Hasan, who is representing himself, had said at the outset of the trial that he would call two witnesses, but Addicott says he may have decided they were not necessary.

"He did indicate he was going to have two witnesses, one of them was flown in from California, they were going to be religious leaders," he said. "He was planning, I think, on talking about the justification for what he did, but perhaps he is going to save that for his closing statement."

Judge Osborn set Thursday for closing statements by the prosecution and defense. Hasan could choose to say nothing.

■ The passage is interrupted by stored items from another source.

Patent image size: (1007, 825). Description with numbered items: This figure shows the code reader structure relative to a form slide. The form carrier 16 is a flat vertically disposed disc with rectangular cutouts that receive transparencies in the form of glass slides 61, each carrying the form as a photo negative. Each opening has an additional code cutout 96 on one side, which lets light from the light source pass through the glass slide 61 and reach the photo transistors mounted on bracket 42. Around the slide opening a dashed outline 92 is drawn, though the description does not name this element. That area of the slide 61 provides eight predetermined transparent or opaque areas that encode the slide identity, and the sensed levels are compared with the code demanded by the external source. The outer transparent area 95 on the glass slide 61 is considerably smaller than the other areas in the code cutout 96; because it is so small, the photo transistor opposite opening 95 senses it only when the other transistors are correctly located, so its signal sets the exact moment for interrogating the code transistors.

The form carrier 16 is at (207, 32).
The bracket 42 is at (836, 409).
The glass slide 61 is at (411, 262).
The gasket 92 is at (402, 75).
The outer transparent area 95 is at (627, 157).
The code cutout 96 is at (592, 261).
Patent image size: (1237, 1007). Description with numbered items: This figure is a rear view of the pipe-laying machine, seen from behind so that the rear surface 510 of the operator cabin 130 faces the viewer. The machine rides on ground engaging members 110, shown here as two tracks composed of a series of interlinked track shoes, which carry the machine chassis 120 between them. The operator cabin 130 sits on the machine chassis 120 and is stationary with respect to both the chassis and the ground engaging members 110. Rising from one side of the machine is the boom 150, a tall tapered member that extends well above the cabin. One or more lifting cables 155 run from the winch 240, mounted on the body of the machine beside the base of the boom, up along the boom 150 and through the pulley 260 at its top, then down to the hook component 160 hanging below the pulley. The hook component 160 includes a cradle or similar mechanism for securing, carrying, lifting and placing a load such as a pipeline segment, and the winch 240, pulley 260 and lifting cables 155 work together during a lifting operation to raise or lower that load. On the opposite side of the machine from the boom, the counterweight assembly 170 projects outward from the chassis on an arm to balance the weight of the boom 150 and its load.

During the past two weeks as prosecutors presented detailed evidence and brought to the stand 89 witnesses, some of whom were people wounded in the shooting, Hasan raised no objections and asked few questions. As witnesses described the horrific crime scene and their own experience of being shot by him, Hasan sat quietly, looking down.

At one point his standby defense lawyers objected, saying that he was deliberately trying to be convicted with what one of them characterized as a "repugnant" defense. But Hasan said they were, in his words,"twisting the facts" and the judge ruled that it was his right to choose his own strategy.

Jeffrey Addicott says once the panel has the case, the members will carefully examine all the evidence before returning a verdict.

"Under their duty, they do have to look at all the evidence and they will go through all those statements," he said. "This is a military jury and they take their duty and responsibility very seriously."

But he says the deliberation will likely be quite short since the evidence against Hasan is overwhelming and he presented no defense. All the panel members are officers of the same or higher rank than Hasan and they have all come to Fort Hood from other bases around the country to avoid any possible bias based on connections with the base or any of the people killed or wounded.

Addicott thinks the panel may produce a verdict as early as Friday.